16 Maggio 1944. Nel campo di concentramento di Auschwitz-Birkenau le SS in armi si presentano agli ingressi dello Zigeunerlager (il campo di stermimio degli “zingari”) per portare ai forni crematori gli ultimi 5000 Rom e Sinti, donne, uomini e bambini che vi erano rinchiusi.

Ma succede qualcosa.

Gli ‘untermenschen’ si ribellano. Affrontano le SS con sassi, bastoni, pezzi di ferro. E le SS si ritirano. Finiranno il ‘lavoro’ due mesi dopo ma quel giorno la disperata reazione di quanto rimaneva di umano in esseri che di umano avevano ormai poco, ferma i carnefici.

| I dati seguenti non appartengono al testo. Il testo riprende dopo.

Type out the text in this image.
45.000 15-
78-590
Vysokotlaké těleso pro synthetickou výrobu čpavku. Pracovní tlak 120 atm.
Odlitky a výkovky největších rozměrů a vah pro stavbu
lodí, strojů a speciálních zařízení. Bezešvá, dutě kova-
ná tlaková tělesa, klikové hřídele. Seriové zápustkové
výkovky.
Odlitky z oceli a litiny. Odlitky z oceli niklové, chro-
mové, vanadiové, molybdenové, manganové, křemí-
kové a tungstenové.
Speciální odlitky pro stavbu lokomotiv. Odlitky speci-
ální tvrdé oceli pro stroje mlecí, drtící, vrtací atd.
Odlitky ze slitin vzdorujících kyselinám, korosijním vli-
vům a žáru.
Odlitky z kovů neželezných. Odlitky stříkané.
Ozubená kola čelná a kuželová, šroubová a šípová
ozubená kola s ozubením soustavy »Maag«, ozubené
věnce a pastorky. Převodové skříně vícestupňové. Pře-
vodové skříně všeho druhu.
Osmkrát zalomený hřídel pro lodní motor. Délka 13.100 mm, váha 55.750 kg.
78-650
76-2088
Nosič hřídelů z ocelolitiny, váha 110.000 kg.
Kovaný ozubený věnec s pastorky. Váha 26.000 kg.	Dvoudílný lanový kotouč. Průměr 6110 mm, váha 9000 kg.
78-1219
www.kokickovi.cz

È, insieme alla rivolta nel lager di Sobibor nell’ottobre del 1943, l’unico caso di reazione e resistenza nei campi di sterminio. Che per i popoli Rom e Sinti non si chiama Olocausto ma Porrajmos in Romanì (‘grande divoramento’, ‘devastazione’) o Samudaripen (‘tutti uccisi’).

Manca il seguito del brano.